Michael Wohlleben aus Künzelsau im hohenlohischen Flachland gilt als einer der besten Extremkletterer der Welt. Folge sechs der Serie „Stille Helden“.

Sport: Gerhard Pfisterer (ggp)

Künzelsau - So muss sich das auf dem Mond anfühlen – oder zumindest so ähnlich. Auch dort wird ja eine kurze Strecke für einen Menschen zu einem weiten Weg. Bei den Astronauten sieht das wegen der Schwerelosigkeit noch ganz beschwingt aus, wie auf einem gigantischen Trampolin. Bei Michael Wohlleben dagegen wirkt jeder Schritt vorwärts irgendwann genauso anstrengend wie er tatsächlich ist. Fast in Zeitlupengeschwindigkeit ist er dem Mond dafür allerdings schon näher gekommen als die meisten Erdbewohner das je tun werden – ein paar Kilometer näher. Michael Wohlleben ist Extrembergsteiger.

 

Der Künzelsauer gilt als der beste Deutsche seines Fachs unter 25 Jahren. Auch als Kletterer ist er richtig gut unterwegs. Seit zwei Jahren lebt er in Brackenheim im Zabergäu. Der Blick aus seiner Maisonettewohnung geht hinab ins Grüne, vor dem Haus fließt ein kleiner Bach. Auch die Einrichtung passt zu einem Kerl wie ihm: nur das Nötigste, kein Schnickschnack. Er ist ein Naturbursche – „aber jetzt auch kein Ökoheini, der spirituell angehaucht ist“, sagt der 23-Jährige.

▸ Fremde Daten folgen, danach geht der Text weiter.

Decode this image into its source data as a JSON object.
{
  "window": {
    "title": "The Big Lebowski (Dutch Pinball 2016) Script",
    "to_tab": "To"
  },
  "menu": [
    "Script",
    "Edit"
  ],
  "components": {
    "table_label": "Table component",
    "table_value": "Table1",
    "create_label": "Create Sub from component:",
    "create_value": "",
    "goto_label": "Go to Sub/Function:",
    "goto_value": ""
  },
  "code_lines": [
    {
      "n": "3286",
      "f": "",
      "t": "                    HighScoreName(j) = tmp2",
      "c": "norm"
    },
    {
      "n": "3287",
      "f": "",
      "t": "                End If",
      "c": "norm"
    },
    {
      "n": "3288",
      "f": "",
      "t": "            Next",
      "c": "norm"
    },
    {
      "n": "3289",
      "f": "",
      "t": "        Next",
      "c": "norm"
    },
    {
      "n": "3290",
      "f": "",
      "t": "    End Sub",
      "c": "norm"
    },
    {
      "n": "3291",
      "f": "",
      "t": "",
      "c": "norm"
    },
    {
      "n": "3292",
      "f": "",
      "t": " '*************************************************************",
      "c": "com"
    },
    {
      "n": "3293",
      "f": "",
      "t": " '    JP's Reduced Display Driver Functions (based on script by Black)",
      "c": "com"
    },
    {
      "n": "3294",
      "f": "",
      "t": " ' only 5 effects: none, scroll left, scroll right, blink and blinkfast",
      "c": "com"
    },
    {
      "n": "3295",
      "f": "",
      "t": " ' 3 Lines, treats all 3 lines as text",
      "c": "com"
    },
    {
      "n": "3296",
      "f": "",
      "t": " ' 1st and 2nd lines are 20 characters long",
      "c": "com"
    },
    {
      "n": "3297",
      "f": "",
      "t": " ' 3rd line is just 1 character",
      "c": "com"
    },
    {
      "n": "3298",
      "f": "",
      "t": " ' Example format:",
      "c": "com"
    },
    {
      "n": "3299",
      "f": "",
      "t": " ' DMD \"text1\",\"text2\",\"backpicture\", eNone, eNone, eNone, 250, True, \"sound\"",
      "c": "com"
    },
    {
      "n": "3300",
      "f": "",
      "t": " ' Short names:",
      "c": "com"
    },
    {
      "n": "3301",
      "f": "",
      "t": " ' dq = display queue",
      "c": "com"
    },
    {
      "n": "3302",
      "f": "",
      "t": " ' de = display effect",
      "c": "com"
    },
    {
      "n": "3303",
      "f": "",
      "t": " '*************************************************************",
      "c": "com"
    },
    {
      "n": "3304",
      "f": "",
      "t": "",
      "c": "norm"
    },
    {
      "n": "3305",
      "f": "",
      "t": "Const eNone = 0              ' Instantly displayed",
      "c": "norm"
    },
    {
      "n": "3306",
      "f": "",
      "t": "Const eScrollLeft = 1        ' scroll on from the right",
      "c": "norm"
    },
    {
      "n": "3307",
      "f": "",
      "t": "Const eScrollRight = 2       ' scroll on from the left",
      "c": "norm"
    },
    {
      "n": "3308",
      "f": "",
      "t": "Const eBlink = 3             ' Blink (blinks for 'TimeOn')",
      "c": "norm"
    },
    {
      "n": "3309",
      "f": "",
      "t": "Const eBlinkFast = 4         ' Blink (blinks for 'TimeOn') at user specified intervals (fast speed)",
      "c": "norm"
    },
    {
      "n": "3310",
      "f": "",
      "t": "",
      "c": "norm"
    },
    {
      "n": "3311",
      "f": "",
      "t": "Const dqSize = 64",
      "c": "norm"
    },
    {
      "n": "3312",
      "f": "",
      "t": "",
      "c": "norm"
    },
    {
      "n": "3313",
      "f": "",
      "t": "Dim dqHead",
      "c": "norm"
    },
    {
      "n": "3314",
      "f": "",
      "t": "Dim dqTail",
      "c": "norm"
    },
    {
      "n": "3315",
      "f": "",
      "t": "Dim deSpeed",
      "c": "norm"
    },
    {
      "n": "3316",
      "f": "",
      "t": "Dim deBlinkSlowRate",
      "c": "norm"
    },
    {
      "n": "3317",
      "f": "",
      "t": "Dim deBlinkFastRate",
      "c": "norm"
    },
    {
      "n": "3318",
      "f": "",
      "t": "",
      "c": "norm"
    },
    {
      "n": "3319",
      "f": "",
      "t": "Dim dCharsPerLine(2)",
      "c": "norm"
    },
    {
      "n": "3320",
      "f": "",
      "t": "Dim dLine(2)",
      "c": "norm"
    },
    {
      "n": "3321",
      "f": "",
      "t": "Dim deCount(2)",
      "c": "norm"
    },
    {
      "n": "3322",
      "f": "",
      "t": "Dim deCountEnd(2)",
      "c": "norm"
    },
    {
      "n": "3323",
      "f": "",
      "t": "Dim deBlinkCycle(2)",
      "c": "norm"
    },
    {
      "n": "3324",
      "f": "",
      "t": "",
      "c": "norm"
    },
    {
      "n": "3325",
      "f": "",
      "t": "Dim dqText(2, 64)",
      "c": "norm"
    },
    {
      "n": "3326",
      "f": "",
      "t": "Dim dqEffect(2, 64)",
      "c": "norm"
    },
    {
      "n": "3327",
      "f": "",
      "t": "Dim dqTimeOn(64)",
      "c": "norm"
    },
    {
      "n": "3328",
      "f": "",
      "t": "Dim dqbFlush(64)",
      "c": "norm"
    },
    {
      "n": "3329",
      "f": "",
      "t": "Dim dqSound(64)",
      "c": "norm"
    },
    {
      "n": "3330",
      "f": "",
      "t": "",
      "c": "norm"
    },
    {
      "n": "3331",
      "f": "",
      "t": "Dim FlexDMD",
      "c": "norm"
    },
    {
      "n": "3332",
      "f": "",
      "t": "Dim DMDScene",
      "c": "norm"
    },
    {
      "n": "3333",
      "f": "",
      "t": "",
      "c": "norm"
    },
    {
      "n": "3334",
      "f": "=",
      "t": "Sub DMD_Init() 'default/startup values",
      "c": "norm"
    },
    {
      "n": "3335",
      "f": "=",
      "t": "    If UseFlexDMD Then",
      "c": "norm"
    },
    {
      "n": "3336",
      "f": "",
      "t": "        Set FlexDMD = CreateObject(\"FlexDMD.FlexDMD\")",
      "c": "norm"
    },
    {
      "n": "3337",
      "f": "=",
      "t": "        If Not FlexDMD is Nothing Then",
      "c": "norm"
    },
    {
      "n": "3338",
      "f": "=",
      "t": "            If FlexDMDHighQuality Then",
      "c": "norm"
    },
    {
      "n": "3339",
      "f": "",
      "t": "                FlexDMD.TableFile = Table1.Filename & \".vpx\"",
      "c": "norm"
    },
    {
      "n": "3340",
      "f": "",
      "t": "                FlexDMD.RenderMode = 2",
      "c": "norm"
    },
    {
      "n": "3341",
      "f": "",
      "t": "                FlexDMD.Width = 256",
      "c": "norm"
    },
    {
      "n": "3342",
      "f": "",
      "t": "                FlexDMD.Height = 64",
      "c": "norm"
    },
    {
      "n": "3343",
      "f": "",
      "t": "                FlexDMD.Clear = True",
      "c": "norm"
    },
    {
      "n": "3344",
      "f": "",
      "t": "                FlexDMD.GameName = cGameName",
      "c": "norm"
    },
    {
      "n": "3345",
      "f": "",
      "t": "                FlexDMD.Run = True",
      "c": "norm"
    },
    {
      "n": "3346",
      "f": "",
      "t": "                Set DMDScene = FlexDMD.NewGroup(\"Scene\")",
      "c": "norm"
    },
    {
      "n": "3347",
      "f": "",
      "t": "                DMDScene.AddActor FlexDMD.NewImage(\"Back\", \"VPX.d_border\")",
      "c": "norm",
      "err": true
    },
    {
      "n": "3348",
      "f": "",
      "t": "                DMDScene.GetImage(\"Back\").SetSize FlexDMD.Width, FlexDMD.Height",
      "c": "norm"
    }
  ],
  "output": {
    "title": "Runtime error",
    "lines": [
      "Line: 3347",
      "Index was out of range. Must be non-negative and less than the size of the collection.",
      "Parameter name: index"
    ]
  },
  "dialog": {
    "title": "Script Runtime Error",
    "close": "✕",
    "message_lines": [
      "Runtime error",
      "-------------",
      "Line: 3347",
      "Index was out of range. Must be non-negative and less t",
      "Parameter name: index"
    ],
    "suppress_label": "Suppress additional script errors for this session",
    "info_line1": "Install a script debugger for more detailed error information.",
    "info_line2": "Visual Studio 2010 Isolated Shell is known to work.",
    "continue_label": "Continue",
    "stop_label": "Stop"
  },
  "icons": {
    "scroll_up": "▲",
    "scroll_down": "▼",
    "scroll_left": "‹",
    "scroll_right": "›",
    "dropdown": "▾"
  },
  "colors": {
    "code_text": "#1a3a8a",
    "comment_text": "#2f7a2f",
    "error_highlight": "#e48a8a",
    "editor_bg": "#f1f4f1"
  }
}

Das Keyboard gehört seiner Freundin.

An der Wand hängen zwei Schwarz-Weiß-Bilder: von der Eigernordwand und der Nordwand der Grandes Jorasses im Montblanc-Massiv. An der Wendeltreppe in die obere Etage hat er einen „Beastmaker“ angebracht, ein Gerät zur Verbesserung der Fingerkraft. Vor Expeditionen gehört auch ein Höhenluftgenerator zum Inventar, Michael Wohlleben strampelt sich dann maskiert im Wohnzimmer bis auf 6000 Meter hoch.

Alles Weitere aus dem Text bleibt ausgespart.